Tables 2 and 3 provide information on repeatability and reproducibility, respectively. The right and left eyes were analysed separately.

Table 2

Consultant repeatability in eyelid assessment

Table 3

Clinician reproducibility in eyelid assessment


Table 1 shows that the measurements lay within the expected ranges for the parameters measured.


Table 2 illustrates that consultant repeatability was high for all four parameters. On average, the second measure was the same as the first (shown by the median difference being 0 in all case) and never differed by more than 2 mm. There was little evidence that repeatability varied with the size of the measurement (Fig 1) or with time (Fig 2).

Figure 1

Bland-Altman plot of consultant repeatability for measurement of marginal reflex distance for upper eyelid.

Figure 2

Repeatability of consultant measures of levator function against time.

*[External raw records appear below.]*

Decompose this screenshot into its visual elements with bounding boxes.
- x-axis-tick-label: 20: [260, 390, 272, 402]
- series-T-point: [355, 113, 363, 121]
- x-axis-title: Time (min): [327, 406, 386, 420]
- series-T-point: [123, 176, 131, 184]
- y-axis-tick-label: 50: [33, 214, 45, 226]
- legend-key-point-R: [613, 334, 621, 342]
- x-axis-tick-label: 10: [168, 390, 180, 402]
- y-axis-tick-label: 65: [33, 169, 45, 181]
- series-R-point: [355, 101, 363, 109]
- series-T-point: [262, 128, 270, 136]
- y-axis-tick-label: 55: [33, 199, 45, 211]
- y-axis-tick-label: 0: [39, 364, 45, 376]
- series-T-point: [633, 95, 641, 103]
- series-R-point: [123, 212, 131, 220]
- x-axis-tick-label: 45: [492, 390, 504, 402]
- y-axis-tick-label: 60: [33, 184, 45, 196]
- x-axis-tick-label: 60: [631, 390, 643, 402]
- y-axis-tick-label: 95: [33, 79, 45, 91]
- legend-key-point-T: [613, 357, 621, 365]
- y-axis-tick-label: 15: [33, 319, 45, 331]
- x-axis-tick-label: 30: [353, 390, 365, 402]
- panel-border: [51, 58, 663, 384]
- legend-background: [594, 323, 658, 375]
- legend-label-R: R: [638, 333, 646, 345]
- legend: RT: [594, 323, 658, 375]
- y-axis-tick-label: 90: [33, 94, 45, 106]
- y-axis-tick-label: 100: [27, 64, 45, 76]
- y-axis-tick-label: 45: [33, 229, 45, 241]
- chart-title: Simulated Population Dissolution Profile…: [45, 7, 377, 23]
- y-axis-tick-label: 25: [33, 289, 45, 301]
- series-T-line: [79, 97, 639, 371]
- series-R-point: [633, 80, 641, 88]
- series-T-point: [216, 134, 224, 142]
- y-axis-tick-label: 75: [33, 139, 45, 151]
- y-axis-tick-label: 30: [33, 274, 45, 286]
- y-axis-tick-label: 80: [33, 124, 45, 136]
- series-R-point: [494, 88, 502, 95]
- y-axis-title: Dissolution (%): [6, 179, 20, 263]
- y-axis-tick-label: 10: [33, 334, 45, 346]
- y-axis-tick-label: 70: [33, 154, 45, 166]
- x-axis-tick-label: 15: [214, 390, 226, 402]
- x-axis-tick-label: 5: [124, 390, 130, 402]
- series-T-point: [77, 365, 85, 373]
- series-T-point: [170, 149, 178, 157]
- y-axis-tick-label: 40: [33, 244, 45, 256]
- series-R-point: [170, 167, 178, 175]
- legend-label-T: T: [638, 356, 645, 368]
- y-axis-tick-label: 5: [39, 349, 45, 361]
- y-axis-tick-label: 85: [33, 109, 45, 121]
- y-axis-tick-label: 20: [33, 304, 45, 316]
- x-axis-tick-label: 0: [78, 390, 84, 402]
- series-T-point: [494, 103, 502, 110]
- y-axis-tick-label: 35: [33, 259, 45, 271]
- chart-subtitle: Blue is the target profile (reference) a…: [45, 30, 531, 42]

Table 3 illustrates high reproducibility between the clinical fellow and the consultant. On average, there was no difference between their measures of MRD and a difference of just 0.5 mm for SC and 1 mm for LF. There was only slightly less reproducibility between the specialist registrar and the consultant with, on average, no difference between their MRD measures and a difference of 0.5 mm for SC. Table 3does show, however, that the specialist registrar tended to record LF at 2 mm greater than the consultant and recorded a value 5 mm greater for one patient. There was slightly poorer reproducibility between the consultant and the senior house officer with, on average, differences of 0.5 mm, 1 mm, and 1.5 mm for MRD (upper), SC, and LF (right eye), respectively. While greater absolute differences between measures were seen in LF assessment, the range of acceptable values was greater for LF than for SC and MRD, so the differences were proportionately of similar clinical significance.

Figure 3 illustrates the slight increase in SC reproducibility over time. While in general there seemed little indication from these data of any variability in reproducibility over the parameter ranges, there is some suggestion that agreement between clinicians is greater at the extremes of LF (Fig 4).

Figure 3

Reproducibility of skin crease measurement between senior house officer (SHO) and consultant with time.

Figure 4

Reproducibility of levator function measurement between clinical fellow and consultant.


This study suggests that interobserver and intraobserver variability in upper eyelid ptosis assessment, when conducted in a standardised fashion, is modest and clinically acceptable, particularly in clinicians of greater experience. We have found some evidence of learning curve effects, both short and long term, and there is some suggestion of greater agreement at extremes of LF. This seems intuitive as a clinician may well check unusual observations more thoroughly than those that fall within typically encountered ranges.